Next week I will be visiting a couple of schools to help mark World Book Day. I've been doing this for a couple of years now, ever since I sat with a careers coach in my final couple of weeks at Microsoft and she asked me "What do you really want to do?". I told her that I really wanted to write stories for children at which point she asked me the killer question "What do you need to do then?" Oh the the sheepishness of my "get writing" reply. So write I did, in a nice A3 notebook where I scribbled pictures and words and enjoyed myself. After a while I had a nice little bank of stories which I would take in to my local school which entertained the children and gave the teachers ten minutes peace so they could grab a cup of tea while I soaked up the experience of thirty little faces grinning (or picking their noses, or asking if I drew my own pictures, or saying "that one was boring").

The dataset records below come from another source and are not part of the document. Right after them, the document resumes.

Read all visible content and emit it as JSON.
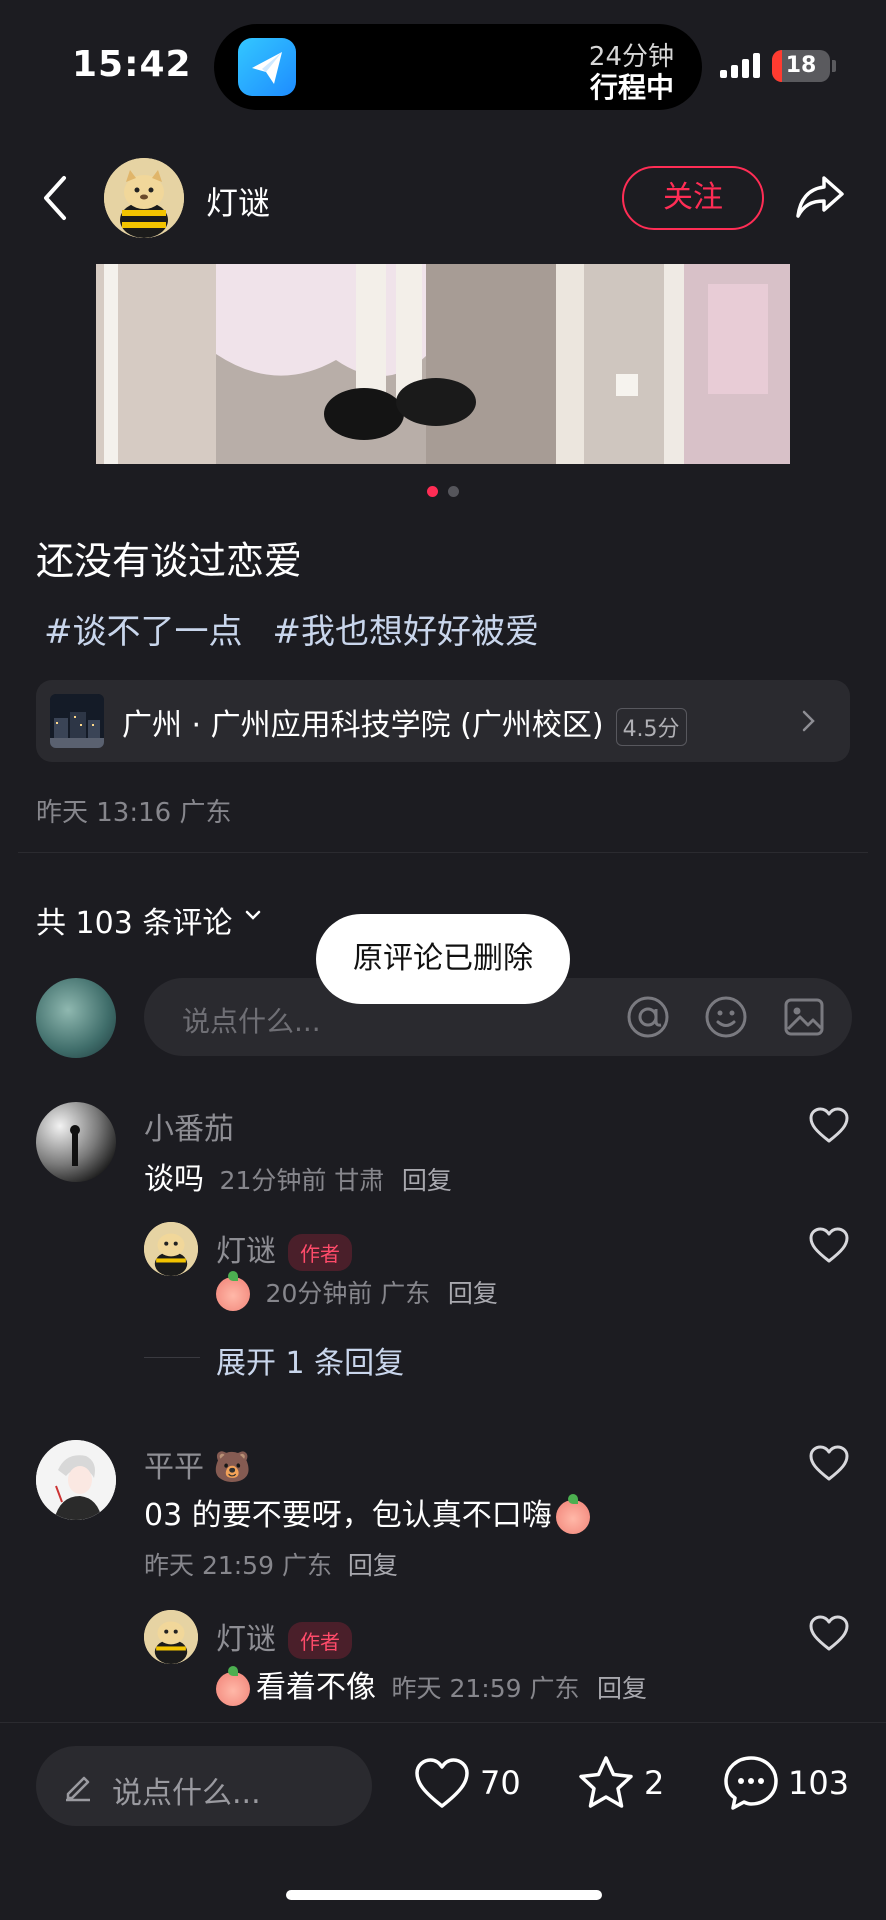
{
  "status_bar": {
    "time": "15:42",
    "activity_line1": "24分钟",
    "activity_line2": "行程中",
    "battery": "18",
    "battery_level": 0.18
  },
  "header": {
    "username": "灯谜",
    "follow_label": "关注"
  },
  "carousel": {
    "page_count": 2,
    "active_index": 0,
    "active_color": "#ff2d55",
    "inactive_color": "#55555b"
  },
  "post": {
    "title": "还没有谈过恋爱",
    "tags": [
      "#谈不了一点",
      "#我也想好好被爱"
    ],
    "location": "广州 · 广州应用科技学院 (广州校区)",
    "location_score": "4.5分",
    "meta": "昨天 13:16 广东"
  },
  "comments_section": {
    "count_label": "共 103 条评论",
    "toast": "原评论已删除",
    "input_placeholder": "说点什么..."
  },
  "comments": [
    {
      "name": "小番茄",
      "text": "谈吗",
      "meta": "21分钟前  甘肃",
      "reply_label": "回复",
      "reply": {
        "name": "灯谜",
        "badge": "作者",
        "meta": "20分钟前  广东",
        "reply_label": "回复"
      },
      "expand_label": "展开 1 条回复"
    },
    {
      "name": "平平 🐻",
      "text": "03 的要不要呀，包认真不口嗨",
      "meta": "昨天 21:59  广东",
      "reply_label": "回复",
      "reply": {
        "name": "灯谜",
        "badge": "作者",
        "text": "看着不像",
        "meta": "昨天 21:59  广东",
        "reply_label": "回复"
      }
    }
  ],
  "bottom_bar": {
    "input_placeholder": "说点什么...",
    "likes": "70",
    "stars": "2",
    "comments": "103"
  },
  "colors": {
    "background": "#1c1c21",
    "accent": "#ff2d55",
    "tag": "#c9d6ec"
  }
}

Having had 'Reasons to be Cheerful, Part One' published I then became very excited. "Ooh" I thought, "Now I understand this publishing thing, I can get one of the children's stories published and take a real book into school rather than my notebook." I set myself a target of getting the book ready for the visits and busied myself in getting it done so that I could then offer copies for sale after the talks.
So what happened? Where is the book? Well the proof has arrived and....it's just not quite right. The cover isn't as good as it should be (and as Tony who created the RtbC cover art will tell you "it's all about the cover"), the illustrations on the inside have got a few formatting inconsistencies and so I don't feel happy to show it to the world just yet.
The thought crossed my mind to postpone the school visits but as I was about to type an email to that effect my conscious gave me a big bash on the head that made me stop. When had these school visits become about a transaction?
Now, I do want people to read my work and of course ultimately I would love to see Waterstones stocked with stories I have written, but does it have to be now? Right now? The simple answer is no. Do I want to rashly put something out there that I don't feel proud of for the sake of a few £4.99 sales? No. Do I want to miss out on the opportunity to entertain these children and have their responses help me further improve my work? Hell no! It's been around two years since the tale in question was committed to paper and in that time it's grown and become stronger than I thought it could be thanks in no small part to the feedback of some very direct five and six year olds, an extra few months is not going to hurt. Who knows, it could be the making of it.
So come next week, off to school I will go, with my notebook and its hand-written stories. I will tell my tales, enjoy the responses of the children free of the need to be a sales person, and come back all the more richer for it.